Quando estudava nas Belas-Artes, e porque não havia dinheiro para pagar um modelo, puseram-nos a desenhar um banco de madeira. Naquela altura, não imaginaria nada mais aborrecido do que chegar à faculdade e desenhar bancos à vista. Por isso, esbocei rapidamente aquilo que via, pousei o lápis e comecei a deambular pela sala a ver os trabalhos dos meus colegas. O professor perguntou-me se já tinha acabado o exercício. Disse-lhe que sim e ele perguntou-me se o poderia ver. Levei-o até ao meu cavalete e mostrei-lhe o esboço.
O teu banco só tem duas pernas? Respondi que, do ângulo em que estava, só se viam duas pernas, as outras estavam escondidas pelas da frente.

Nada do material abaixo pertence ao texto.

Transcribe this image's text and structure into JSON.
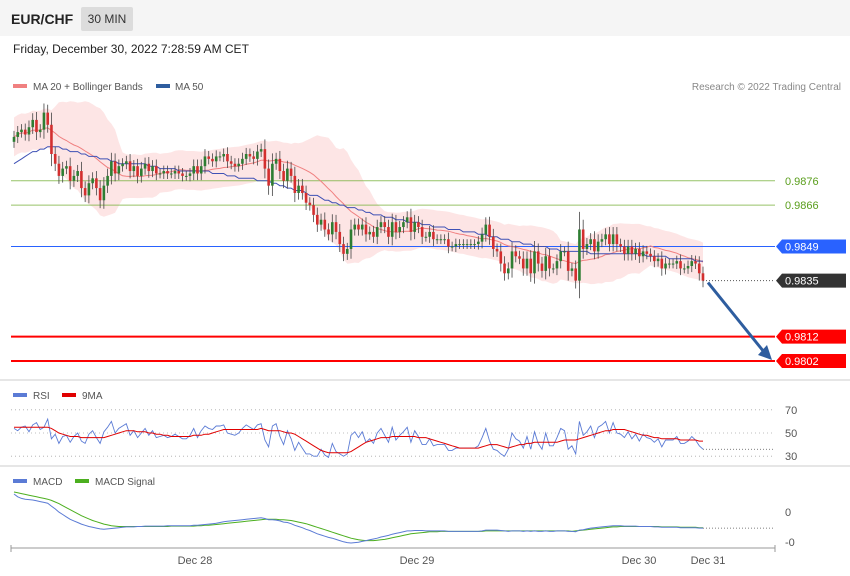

Ele insistiu que aquele era um banco com duas pernas. Argumentei que estava bem desenhado, com rigor, mostrava um banco visto daquele sítio em que me encontrava.
E, numa exposição, vais dizer isso aos espetadores? Que o banco afinal tinha quatro pernas, mas que do ângulo em que te encontravas só se viam duas?
Percebi o sarcasmo e perguntei:
Então o que devo fazer?
Ele, muito simplesmente:
Dás um passo para o lado.
E depois de uma pausa:
Ou inventas.
Cézanne ao perceber que nós observamos as coisas de várias perspetivas, e não de uma posição estática, abriu as portas do modernismo. O que eu tinha acabado de descobrir fora simplesmente Cézanne. E isso serviu como corolário: um passo ao lado ou a imaginação.
Mais: Cézanne, diz-nos Gompertz, «percebeu há 130 anos que ver não é acreditar: é questionar. Foi uma revelação filosófica que fez a ponte entre o final do racionalismo iluminista com o modernismo do século XX».
Foi assim que descobri a transcendência nos objetos e o facto de, em cada coisa observável, existir algo que a carateriza profundamente e que é invisível. O banco sustenta-se nas suas quatro pernas, ainda que eu somente visse duas e que a minha verdade não contivesse essa estranha ausência que define e sustenta tão bem a presença das coisas.
Quando vemos um banco, não vemos um banco, vemos uma pergunta. Por vezes com duas pernas, outras com quatro pernas. E para não sermos escravos de verdades únicas, basta-nos dar um passo ao lado ou imaginar uma alternativa.